Do you know where your financial data was last night? Sure, you know the operational and financial systems that it was in, but who else played with it before it got into your financial reports? What undocumented IT processes (horrors!) extracted data, manipulated it and then input into another system? And how many spreadsheets did the data get imported into, changed and then passed along to another spreadsheet?
Just the thought of it makes me want to wash my hands with strong soap.
It would be humorous if this was just happening to your competitors’ data. But it’s happening to yours. And it’s keeping your CFO up at night.
In my last post on good data I introduced the concept of enterprise data management (EDM). I hope you were paying attention, because this is where a concept like EDM, where the business takes ownership of the data in cooperation with the IT group, starts to really pay off. You see, it’s only with an enterprise approach using EDM that you can really gain management effectiveness, corporate governance, and organizational alignment that impact the value of an enterprise.
How can EDM help your CFO (and everyone else) get some shut-eye? Because it arms them with the data they need to be strategic advisors to the business.
In the short run, it lets them do things like crank through the monthly planning and forecasting cycle in days instead of weeks. Shifting from a spreadsheet-based manual systems, prone with manual reconciliations, to a system with an EDM foundation yields not only auditable data but increases the finance group’s productivity by enabling analysis rather than spreadsheet paralysis.
In the long run, it gives a strong foundation for future growth, including mergers and acquisitions. It allows finance to have a more holistic view of the business – understanding what drives the business, not just how it operates from a financial perspective. It enables CFOs to examine the details behind the financial reports such as what products, customers or geographies are driving sales growth and profitability, as well as, which are laggards.

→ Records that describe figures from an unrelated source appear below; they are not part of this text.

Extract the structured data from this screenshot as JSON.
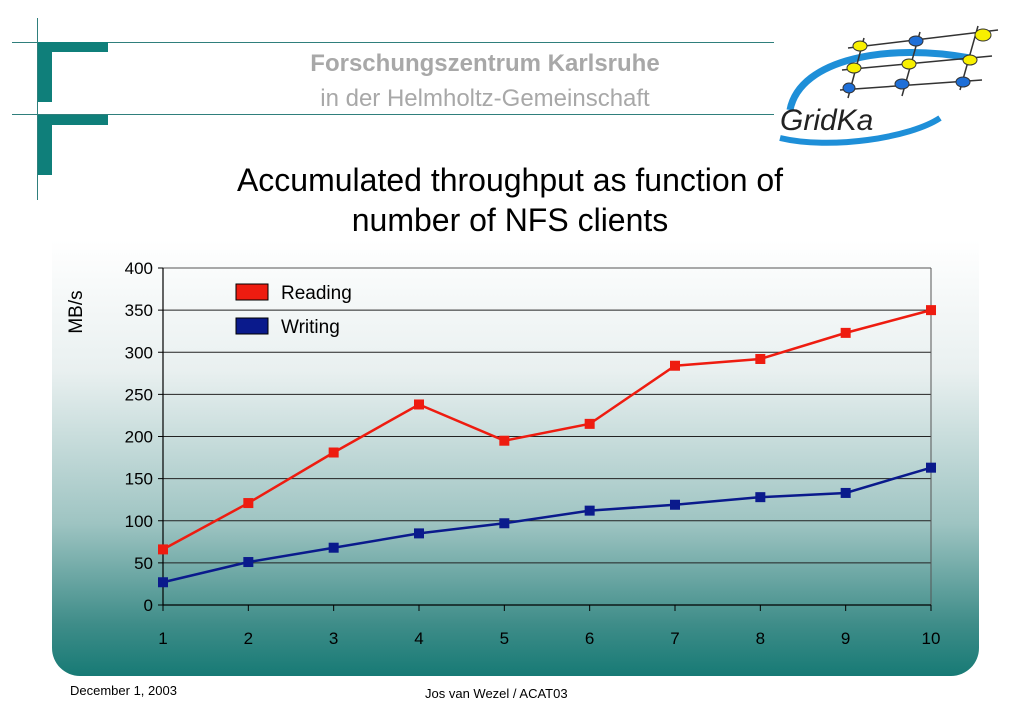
{
  "header": {
    "org_line1": "Forschungszentrum Karlsruhe",
    "org_line2": "in der Helmholtz-Gemeinschaft",
    "logo_text": "GridKa"
  },
  "slide": {
    "title_line1": "Accumulated throughput as function of",
    "title_line2": "number of NFS clients"
  },
  "footer": {
    "date": "December 1, 2003",
    "author": "Jos van Wezel / ACAT03"
  },
  "chart_data": {
    "type": "line",
    "title": "",
    "xlabel": "",
    "ylabel": "MB/s",
    "x": [
      1,
      2,
      3,
      4,
      5,
      6,
      7,
      8,
      9,
      10
    ],
    "ylim": [
      0,
      400
    ],
    "yticks": [
      0,
      50,
      100,
      150,
      200,
      250,
      300,
      350,
      400
    ],
    "grid": true,
    "legend_position": "top-left",
    "series": [
      {
        "name": "Reading",
        "color": "#ee1c10",
        "values": [
          66,
          121,
          181,
          238,
          195,
          215,
          284,
          292,
          323,
          350
        ]
      },
      {
        "name": "Writing",
        "color": "#0a1a8c",
        "values": [
          27,
          51,
          68,
          85,
          97,
          112,
          119,
          128,
          133,
          163
        ]
      }
    ]
  }
}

And, of course, EDM makes achieving compliance much easier.
EDM helps get the right data to the right people at the right time so they can analyze corporate performance and act on it, not spend their time hunting and gathering. EDM enables staff to shift from reaction mode where they spend their time determining what happened, to a proactive stance where they focus on increasing strategic advantages. The long-term benefit is to enable your staff to be a strategic advisor to your business.
Does enterprise data management matter? Just ask your sleep-deprived CFO.